Park officials said in a statement to AP that the deaths mark “a significant setback for the species’ long-term viability and for wolf research."
One pack — the Phantom Lake Pack — is now considered “eliminated” after most or all of its members were killed over a two-month span beginning in October, according to the park.
An estimated 94 wolves remain in Yellowstone. But with months to go in Montana's wolf hunting season —- and wolf trapping season just getting underway — park officials said they expect more wolves will die after roaming from Yellowstone, where hunting is prohibited.
Park Superintendent Cam Sholly first raised concerns about wolves dying last September near the park's border and more recently urged Republican Montana Gov. Greg Gianforte to shut down hunting and trapping in the area.
Sholly cited “the extraordinary number of Yellowstone wolves already killed this hunting season," in a Dec. 16 letter to Gianforte that was released to AP under a freedom of information request.
Gianforte, an avid hunter and trapper, did not directly address the request to halt hunting in a Wednesday response to Sholly.
“Once a wolf exits the park and enters lands in the State of Montana it may be harvested pursuant to regulations established by the (state wildlife) Commission under Montana law,” Gianforte wrote.
Gianforte last year received a warning from a Montana game warden after trapping and shooting a radio-collared wolf about 10 miles (16 kilometers) north of the park without taking a state-mandated trapper education course.
In his response to Sholly, the governor said Montana protects against overhunting through rules adopted by the wildlife commission, which can review hunting seasons if harvest levels top a certain threshold.
For southwestern Montana, including areas bordering the park, that threshold is 82 wolves.
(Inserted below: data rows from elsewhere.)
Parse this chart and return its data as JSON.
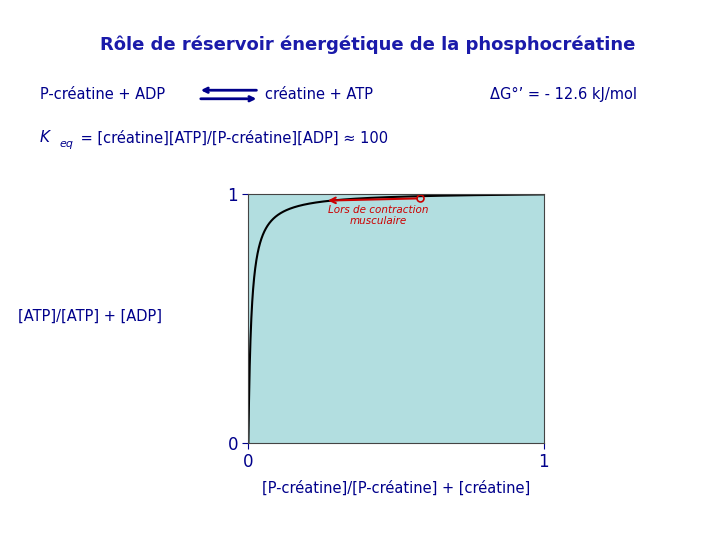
{
  "title": "Rôle de réservoir énergétique de la phosphocréatine",
  "title_bg": "#FFFF00",
  "title_color": "#1a1aaa",
  "bg_color": "#ffffff",
  "plot_bg": "#b2dee0",
  "reaction_part1": "P-créatine + ADP",
  "reaction_part2": "créatine + ATP",
  "delta_g": "ΔG°’ = - 12.6 kJ/mol",
  "keq_rest": " = [créatine][ATP]/[P-créatine][ADP] ≈ 100",
  "ylabel": "[ATP]/[ATP] + [ADP]",
  "xlabel": "[P-créatine]/[P-créatine] + [créatine]",
  "annotation": "Lors de contraction\nmusculaire",
  "Keq": 100,
  "text_color": "#00008B",
  "curve_color": "#000000",
  "arrow_color": "#cc0000"
}
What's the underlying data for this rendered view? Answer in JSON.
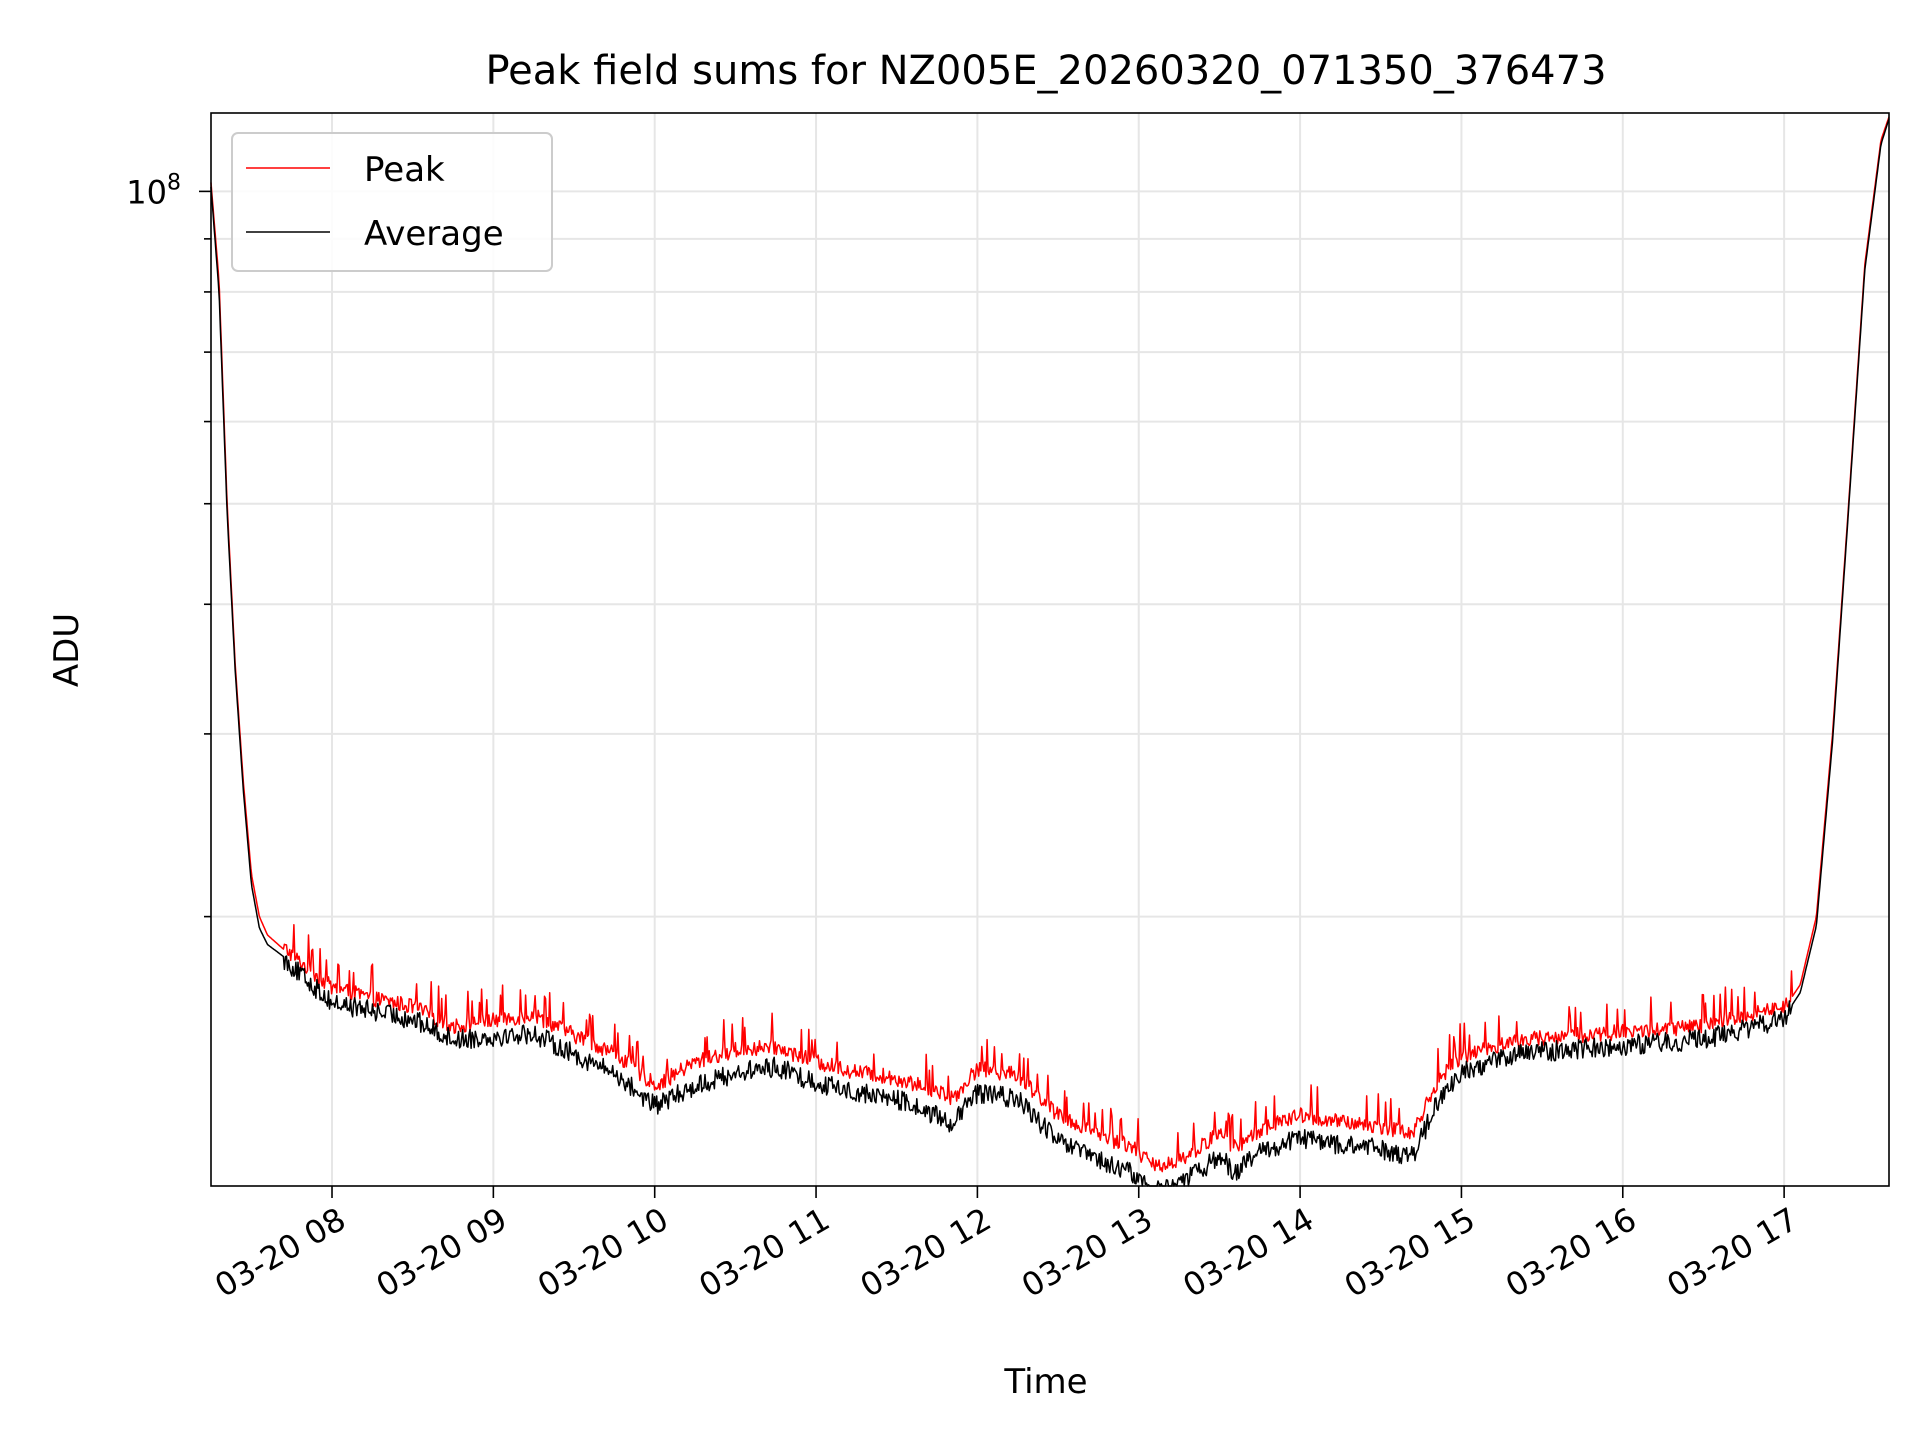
{
  "chart_data": {
    "type": "line",
    "title": "Peak field sums for NZ005E_20260320_071350_376473",
    "xlabel": "Time",
    "ylabel": "ADU",
    "yscale": "log",
    "ylim": [
      11000000,
      119000000
    ],
    "xlim_hours": [
      7.25,
      17.65
    ],
    "y_tick_label": {
      "base": "10",
      "exp": "8",
      "value": 100000000
    },
    "x_ticks": [
      {
        "value": 8,
        "label": "03-20 08"
      },
      {
        "value": 9,
        "label": "03-20 09"
      },
      {
        "value": 10,
        "label": "03-20 10"
      },
      {
        "value": 11,
        "label": "03-20 11"
      },
      {
        "value": 12,
        "label": "03-20 12"
      },
      {
        "value": 13,
        "label": "03-20 13"
      },
      {
        "value": 14,
        "label": "03-20 14"
      },
      {
        "value": 15,
        "label": "03-20 15"
      },
      {
        "value": 16,
        "label": "03-20 16"
      },
      {
        "value": 17,
        "label": "03-20 17"
      }
    ],
    "grid": true,
    "legend": {
      "position": "top-left",
      "entries": [
        {
          "label": "Peak",
          "color": "#ff0000"
        },
        {
          "label": "Average",
          "color": "#000000"
        }
      ]
    },
    "series": [
      {
        "name": "Peak",
        "color": "#ff0000",
        "x": [
          7.25,
          7.3,
          7.35,
          7.4,
          7.45,
          7.5,
          7.55,
          7.6,
          7.7,
          7.8,
          8.0,
          8.25,
          8.5,
          8.75,
          9.0,
          9.25,
          9.5,
          9.75,
          10.0,
          10.05,
          10.25,
          10.5,
          10.75,
          11.0,
          11.25,
          11.5,
          11.75,
          11.85,
          12.0,
          12.25,
          12.5,
          12.75,
          12.85,
          12.95,
          13.1,
          13.3,
          13.5,
          13.6,
          13.75,
          14.0,
          14.25,
          14.5,
          14.7,
          14.85,
          15.0,
          15.25,
          15.5,
          16.0,
          16.5,
          17.0,
          17.1,
          17.2,
          17.3,
          17.4,
          17.5,
          17.6,
          17.65
        ],
        "y": [
          102000000,
          82000000,
          50000000,
          35000000,
          27000000,
          22000000,
          20000000,
          19200000,
          18600000,
          18000000,
          17000000,
          16600000,
          16300000,
          15600000,
          15800000,
          16000000,
          15300000,
          14700000,
          13700000,
          13800000,
          14400000,
          14800000,
          14900000,
          14400000,
          14100000,
          13900000,
          13500000,
          13300000,
          14200000,
          14000000,
          12800000,
          12300000,
          12100000,
          12000000,
          11400000,
          11700000,
          12300000,
          11900000,
          12400000,
          12800000,
          12600000,
          12500000,
          12300000,
          13800000,
          14600000,
          15000000,
          15200000,
          15400000,
          15600000,
          16300000,
          17200000,
          20000000,
          30000000,
          50000000,
          85000000,
          112000000,
          118000000
        ]
      },
      {
        "name": "Average",
        "color": "#000000",
        "x": [
          7.25,
          7.3,
          7.35,
          7.4,
          7.45,
          7.5,
          7.55,
          7.6,
          7.7,
          7.8,
          8.0,
          8.25,
          8.5,
          8.75,
          9.0,
          9.25,
          9.5,
          9.75,
          10.0,
          10.05,
          10.25,
          10.5,
          10.75,
          11.0,
          11.25,
          11.5,
          11.75,
          11.85,
          12.0,
          12.25,
          12.5,
          12.75,
          12.85,
          12.95,
          13.1,
          13.3,
          13.5,
          13.6,
          13.75,
          14.0,
          14.25,
          14.5,
          14.7,
          14.85,
          15.0,
          15.25,
          15.5,
          16.0,
          16.5,
          17.0,
          17.1,
          17.2,
          17.3,
          17.4,
          17.5,
          17.6,
          17.65
        ],
        "y": [
          101000000,
          80000000,
          49000000,
          34500000,
          26500000,
          21500000,
          19500000,
          18800000,
          18300000,
          17700000,
          16600000,
          16300000,
          16000000,
          15300000,
          15400000,
          15500000,
          14800000,
          14200000,
          13200000,
          13300000,
          13800000,
          14200000,
          14400000,
          13900000,
          13600000,
          13400000,
          12900000,
          12700000,
          13600000,
          13400000,
          12200000,
          11700000,
          11500000,
          11400000,
          10900000,
          11200000,
          11800000,
          11400000,
          11900000,
          12300000,
          12100000,
          12000000,
          11800000,
          13300000,
          14200000,
          14700000,
          14900000,
          15100000,
          15300000,
          16000000,
          16900000,
          19600000,
          29500000,
          49500000,
          84000000,
          111000000,
          117500000
        ]
      }
    ]
  }
}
Sixty-three have been killed in that region to date this season, out of 149 wolves killed statewide, according to Montana Fish, Wildlife and Parks.
The most recent wolf killing along the Montana-Yellowstone border happened on New Year's Day. Wolf trapping in the area opened Dec. 21. Under new rules, Montana trappers can now use animal carcasses or other bait to lure wolves into leghold traps or snares.
“Allowances for trapping and especially baiting are a major concern, especially if these tactics lure wolves out of the park,” Yellowstone spokesperson Morgan Warthin said.
Urged by Republican lawmakers, Montana wildlife officials last year loosened hunting and trapping rules for wolves statewide and eliminated longstanding wolf quota limits in areas bordering the park. The quotas allowed only a few wolves to be killed along the border annually.
The original quotas were aimed at protecting packs that draw tourists to the region from around the world, because they can often be spotted in the wild.
Montana's effort to make it easier to kill wolves mirrors recent actions by conservative officials in other states such as Idaho and Wisconsin.
The changes came after hunters and ranchers successfully lobbied for measures to reduce wolf populations that prey on big game herds and occasionally on livestock.
But the states' increased aggression toward the predators has raised concerns among federal wildlife officials. In September, the U.S. Fish and Wildlife Service said it would examine if federal endangered species protections should be restored for wolves in northern U.S. Rockies states including Montana, Idaho and Wyoming.
Protections for the wolves were lifted a decade ago based in part assurances that states would maintain viable wolf populations.